The government promised that a technical team would report back to the drivers and small truck operators, which sources claimed did not happen.
National Truck Drivers Association secretary-general Siphosihle Muthwa alleged the government had failed to respond to the drivers within seven days, as initially agreed upon. Muthwa said:
Government promised the drivers that within seven days they would provide them with feedback into the process of addressing concerns around the employment of foreign nationals, among other issues. Government never came back to them. That is why we are seeing what is happening on the N3.

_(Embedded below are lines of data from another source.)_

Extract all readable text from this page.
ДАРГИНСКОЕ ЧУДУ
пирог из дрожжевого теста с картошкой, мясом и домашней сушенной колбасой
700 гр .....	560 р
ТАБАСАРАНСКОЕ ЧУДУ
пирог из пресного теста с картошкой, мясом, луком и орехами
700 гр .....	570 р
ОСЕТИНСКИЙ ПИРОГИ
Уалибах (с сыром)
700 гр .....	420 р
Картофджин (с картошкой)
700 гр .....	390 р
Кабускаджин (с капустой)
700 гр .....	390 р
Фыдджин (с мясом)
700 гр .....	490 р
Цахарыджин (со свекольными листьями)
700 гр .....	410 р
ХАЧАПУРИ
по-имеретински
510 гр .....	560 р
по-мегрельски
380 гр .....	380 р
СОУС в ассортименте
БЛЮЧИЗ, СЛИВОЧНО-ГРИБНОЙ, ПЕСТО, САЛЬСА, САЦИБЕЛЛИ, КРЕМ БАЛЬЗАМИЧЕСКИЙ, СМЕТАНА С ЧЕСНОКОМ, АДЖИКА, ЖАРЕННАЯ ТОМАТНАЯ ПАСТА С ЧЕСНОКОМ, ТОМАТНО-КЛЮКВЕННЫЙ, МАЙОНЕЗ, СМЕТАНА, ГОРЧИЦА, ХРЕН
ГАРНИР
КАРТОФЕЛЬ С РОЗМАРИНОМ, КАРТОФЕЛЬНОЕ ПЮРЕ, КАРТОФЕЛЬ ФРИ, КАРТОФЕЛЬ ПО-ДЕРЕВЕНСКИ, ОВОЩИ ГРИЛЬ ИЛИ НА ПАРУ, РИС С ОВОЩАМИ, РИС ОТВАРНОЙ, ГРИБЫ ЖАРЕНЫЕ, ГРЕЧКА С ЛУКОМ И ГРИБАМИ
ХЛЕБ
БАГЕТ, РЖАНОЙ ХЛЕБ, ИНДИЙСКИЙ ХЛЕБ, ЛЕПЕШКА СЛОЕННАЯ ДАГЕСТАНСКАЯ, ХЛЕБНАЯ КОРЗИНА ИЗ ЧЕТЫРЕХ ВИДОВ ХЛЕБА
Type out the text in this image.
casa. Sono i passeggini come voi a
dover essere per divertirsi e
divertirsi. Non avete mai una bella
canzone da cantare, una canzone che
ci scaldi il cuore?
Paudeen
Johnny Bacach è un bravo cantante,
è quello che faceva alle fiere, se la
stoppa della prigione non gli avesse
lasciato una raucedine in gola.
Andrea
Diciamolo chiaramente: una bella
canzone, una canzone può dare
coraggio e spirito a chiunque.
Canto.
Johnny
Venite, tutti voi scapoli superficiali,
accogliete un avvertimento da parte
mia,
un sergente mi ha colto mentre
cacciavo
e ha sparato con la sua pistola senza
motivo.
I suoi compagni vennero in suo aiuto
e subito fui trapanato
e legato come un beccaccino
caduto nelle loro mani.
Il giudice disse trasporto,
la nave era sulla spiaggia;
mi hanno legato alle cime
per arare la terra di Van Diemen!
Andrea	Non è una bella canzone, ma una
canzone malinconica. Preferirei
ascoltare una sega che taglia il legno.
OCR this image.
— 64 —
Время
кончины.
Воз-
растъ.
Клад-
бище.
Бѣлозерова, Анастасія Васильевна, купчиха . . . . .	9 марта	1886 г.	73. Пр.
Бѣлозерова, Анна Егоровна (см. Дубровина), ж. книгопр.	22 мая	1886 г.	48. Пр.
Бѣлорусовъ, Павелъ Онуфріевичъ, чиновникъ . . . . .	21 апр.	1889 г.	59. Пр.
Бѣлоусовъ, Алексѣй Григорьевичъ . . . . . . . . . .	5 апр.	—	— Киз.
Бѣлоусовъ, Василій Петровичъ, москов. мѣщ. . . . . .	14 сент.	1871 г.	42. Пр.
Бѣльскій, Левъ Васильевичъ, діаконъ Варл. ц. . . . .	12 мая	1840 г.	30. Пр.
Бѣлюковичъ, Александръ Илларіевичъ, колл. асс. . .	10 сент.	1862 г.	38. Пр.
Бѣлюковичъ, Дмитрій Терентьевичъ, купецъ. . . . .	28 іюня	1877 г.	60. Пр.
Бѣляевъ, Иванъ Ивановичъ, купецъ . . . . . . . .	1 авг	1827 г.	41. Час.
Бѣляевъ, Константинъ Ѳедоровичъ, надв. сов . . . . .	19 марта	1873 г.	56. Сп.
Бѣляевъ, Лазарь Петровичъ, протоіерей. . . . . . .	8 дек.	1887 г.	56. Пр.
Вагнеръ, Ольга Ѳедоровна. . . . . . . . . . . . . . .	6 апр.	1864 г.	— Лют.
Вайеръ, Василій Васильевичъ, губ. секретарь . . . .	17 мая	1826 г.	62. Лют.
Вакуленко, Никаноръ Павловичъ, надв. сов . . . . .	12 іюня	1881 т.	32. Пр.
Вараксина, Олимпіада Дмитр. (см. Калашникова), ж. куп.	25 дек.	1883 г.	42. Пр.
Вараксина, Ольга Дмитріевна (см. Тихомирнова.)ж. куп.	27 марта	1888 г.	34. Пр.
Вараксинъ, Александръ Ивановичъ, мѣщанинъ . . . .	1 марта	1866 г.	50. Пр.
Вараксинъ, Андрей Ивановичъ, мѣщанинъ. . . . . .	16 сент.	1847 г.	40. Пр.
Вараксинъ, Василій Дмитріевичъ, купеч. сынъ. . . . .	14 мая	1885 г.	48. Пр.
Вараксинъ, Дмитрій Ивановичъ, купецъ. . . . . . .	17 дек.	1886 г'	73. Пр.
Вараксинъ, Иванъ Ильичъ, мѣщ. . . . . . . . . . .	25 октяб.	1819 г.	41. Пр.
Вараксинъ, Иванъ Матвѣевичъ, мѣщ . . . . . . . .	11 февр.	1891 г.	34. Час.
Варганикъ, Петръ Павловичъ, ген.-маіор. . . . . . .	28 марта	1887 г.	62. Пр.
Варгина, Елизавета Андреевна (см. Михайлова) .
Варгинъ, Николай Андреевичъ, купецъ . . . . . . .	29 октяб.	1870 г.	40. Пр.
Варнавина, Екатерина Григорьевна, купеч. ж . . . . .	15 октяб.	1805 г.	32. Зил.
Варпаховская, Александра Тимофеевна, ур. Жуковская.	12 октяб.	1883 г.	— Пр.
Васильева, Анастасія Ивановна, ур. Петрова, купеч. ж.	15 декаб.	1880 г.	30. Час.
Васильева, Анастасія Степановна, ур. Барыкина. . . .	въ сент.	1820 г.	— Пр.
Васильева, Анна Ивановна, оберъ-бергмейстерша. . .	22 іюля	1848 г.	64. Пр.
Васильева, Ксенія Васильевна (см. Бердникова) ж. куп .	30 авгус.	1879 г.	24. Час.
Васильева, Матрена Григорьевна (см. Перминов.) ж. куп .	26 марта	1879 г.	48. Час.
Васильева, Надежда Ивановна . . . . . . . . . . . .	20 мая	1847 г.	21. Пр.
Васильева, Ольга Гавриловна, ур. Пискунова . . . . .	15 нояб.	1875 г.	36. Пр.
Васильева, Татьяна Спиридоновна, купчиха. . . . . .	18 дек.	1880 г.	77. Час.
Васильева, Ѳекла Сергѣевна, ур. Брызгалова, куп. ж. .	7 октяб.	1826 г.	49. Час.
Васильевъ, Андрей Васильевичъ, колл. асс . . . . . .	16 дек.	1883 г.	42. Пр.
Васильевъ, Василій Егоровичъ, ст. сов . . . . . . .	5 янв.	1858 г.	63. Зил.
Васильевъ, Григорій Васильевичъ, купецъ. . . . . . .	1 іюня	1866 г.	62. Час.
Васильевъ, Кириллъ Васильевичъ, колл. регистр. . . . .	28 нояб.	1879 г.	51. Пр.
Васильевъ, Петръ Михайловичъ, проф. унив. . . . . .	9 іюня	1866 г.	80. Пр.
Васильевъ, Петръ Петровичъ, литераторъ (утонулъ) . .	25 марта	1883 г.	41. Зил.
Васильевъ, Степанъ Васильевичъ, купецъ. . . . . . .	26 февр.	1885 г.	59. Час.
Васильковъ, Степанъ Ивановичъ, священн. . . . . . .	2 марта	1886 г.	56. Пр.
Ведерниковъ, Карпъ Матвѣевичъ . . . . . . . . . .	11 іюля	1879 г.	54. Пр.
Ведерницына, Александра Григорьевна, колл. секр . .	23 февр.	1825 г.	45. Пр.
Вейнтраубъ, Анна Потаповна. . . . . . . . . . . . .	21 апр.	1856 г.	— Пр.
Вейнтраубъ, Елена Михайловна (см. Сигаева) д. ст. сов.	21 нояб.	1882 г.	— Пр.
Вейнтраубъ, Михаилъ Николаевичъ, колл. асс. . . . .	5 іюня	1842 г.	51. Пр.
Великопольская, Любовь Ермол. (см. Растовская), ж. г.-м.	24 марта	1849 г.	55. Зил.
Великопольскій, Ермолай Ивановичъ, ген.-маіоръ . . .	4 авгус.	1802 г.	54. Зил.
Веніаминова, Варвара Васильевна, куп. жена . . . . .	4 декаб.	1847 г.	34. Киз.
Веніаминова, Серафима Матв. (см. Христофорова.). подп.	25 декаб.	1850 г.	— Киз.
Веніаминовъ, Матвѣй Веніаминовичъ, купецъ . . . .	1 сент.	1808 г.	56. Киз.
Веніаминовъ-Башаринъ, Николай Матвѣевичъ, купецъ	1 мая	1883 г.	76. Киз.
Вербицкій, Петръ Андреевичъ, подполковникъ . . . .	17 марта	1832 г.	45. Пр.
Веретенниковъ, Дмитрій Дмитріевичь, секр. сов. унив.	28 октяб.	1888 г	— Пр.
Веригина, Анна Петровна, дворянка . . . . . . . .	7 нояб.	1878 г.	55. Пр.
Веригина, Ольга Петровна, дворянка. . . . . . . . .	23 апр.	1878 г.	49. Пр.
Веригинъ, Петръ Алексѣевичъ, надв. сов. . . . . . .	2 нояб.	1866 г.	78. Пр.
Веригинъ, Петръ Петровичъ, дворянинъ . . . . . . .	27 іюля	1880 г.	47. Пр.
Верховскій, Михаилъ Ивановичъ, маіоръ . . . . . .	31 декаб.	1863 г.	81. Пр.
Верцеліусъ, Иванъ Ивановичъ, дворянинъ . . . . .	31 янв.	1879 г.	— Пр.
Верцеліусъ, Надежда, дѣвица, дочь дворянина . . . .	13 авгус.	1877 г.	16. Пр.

Muthwa said one of the demands in the memorandum was for the government to remove the operating licences of employers hiring foreign nationals. He added:
That will stop all the things that are happening, but government do not want to give the memorandum to employers. That is why drivers are angry.
At 9 am, the N3 Toll Concession said all lanes remained closed at Van Reenen, resulting in a standstill northbound from Tugela toll plaza and southbound from Van Reenen.
Police spokesperson Brig Jay Naicker said it was alleged truck drivers parked their vehicles on the N3 and removed the keys.
He said the police were at the scene and attempts were underway to have the trucks removed.
All Truck Drivers Forum and Allied SA (ATDFASA) secretary-general Sifiso Nyathi disputed their involvement in the protests.